The total value of all Toronto’s residential real estate is now $490.2 billion, according to the latest report from Teranet. That means the value of Toronto’s housing stock is now greater than the market capitalization of Exxon Mobil (XOM.N) when adjusted for currency. In fact, only six publicly-traded companies in the U.S. top the Greater Toronto Area in terms of valuation. Below, a selection of other things worth less than the total value of the nation’s hottest housing market.
The entirety of U.S. government gold reserves:
Forget just looking at Fort Knox: the value of residences in Toronto exceeds the US$345.8 billion ($460.5 billion) book value of the entirety of U.S. gold reserves.
All of the Big Five Banks combined:
In spite of Royal Bank (RY.TO), TD (TD.TO) and Scotiabank (BNS.TO) occupying the three top spots in terms of market cap, Toronto residential real estate easily outstrips the combined $469.9 billion combined market cap of all five big Canadian banks, with enough change leftover to pick up National Bank (NA.TO) to boot.
The entirety of Ontario’s public debt:
Despite the province carrying the world’s largest sub-sovereign debt load, it’s $327.4 billion carrying amount is dwarfed by the Toronto market.
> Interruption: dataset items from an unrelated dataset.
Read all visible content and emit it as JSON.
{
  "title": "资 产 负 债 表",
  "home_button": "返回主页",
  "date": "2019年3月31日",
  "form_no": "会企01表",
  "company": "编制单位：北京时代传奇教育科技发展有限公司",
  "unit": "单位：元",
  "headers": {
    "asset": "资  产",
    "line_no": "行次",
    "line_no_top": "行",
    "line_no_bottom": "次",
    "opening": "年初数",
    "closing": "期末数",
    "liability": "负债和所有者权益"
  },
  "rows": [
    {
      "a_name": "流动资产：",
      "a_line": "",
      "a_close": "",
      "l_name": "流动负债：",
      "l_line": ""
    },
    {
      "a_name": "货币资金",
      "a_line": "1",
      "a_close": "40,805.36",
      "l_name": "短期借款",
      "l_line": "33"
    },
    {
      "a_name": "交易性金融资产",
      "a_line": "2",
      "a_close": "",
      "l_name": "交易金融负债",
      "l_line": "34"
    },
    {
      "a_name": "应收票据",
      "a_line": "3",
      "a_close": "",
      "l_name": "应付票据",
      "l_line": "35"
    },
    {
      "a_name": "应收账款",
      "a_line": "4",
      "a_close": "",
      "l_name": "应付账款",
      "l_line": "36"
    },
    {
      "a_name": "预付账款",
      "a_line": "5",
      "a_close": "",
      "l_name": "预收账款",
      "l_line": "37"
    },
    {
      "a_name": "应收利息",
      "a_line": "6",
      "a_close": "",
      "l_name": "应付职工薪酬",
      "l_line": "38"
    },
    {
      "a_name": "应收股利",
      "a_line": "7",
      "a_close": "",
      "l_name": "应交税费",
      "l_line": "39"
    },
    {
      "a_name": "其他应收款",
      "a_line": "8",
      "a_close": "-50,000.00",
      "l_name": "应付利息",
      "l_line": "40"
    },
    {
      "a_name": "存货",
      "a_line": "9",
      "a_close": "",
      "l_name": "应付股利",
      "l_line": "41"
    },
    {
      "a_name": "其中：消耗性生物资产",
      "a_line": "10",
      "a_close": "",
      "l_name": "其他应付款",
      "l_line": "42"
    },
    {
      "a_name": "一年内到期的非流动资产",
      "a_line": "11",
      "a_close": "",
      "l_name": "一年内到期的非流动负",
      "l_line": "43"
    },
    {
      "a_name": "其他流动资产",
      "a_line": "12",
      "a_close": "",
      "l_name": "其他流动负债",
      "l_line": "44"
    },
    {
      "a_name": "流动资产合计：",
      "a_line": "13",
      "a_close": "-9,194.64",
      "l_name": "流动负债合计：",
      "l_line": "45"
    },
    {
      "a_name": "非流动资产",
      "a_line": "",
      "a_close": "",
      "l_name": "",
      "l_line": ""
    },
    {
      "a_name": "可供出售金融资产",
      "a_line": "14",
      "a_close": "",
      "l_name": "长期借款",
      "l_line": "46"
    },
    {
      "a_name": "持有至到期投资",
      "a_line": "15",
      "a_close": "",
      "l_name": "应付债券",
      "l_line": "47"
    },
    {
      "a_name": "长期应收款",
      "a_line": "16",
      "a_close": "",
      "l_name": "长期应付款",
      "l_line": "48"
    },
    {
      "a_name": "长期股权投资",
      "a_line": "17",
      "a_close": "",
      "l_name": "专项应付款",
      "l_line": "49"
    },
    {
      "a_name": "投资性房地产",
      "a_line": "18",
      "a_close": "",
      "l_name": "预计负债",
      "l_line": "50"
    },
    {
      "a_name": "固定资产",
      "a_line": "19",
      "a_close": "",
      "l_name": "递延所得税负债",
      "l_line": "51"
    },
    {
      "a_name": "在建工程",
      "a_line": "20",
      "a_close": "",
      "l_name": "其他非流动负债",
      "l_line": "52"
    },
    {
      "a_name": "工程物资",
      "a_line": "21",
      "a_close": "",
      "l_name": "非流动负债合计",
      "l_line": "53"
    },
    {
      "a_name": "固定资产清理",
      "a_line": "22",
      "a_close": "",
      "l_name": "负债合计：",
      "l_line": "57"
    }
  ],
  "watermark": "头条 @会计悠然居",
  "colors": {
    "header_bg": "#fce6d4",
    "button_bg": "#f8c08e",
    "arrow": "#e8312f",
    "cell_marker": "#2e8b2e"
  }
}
28 top-of-the-line Aircraft Carriers:
Despite its budget ballooning 22 per cent to US$13 billion ($17.3 billion) over the course of its development, you could still buy nearly 30 USS Gerald Ford-class aircraft carriers, if you were so inclined. That would give you a fleet of supercarriers nearly three times as large as that of the U.S. Navy.
230 Space Shuttle Missions:
NASA eventually abandoned the aging space shuttle, after launching 135 flights over the course of its 30-year lifespan. Each flight cost an average of US$1.6 billion that works out to about $213 billion, meaning a sell-off of Toronto’s real estate could realistically fund more missions than the space agency ever launched.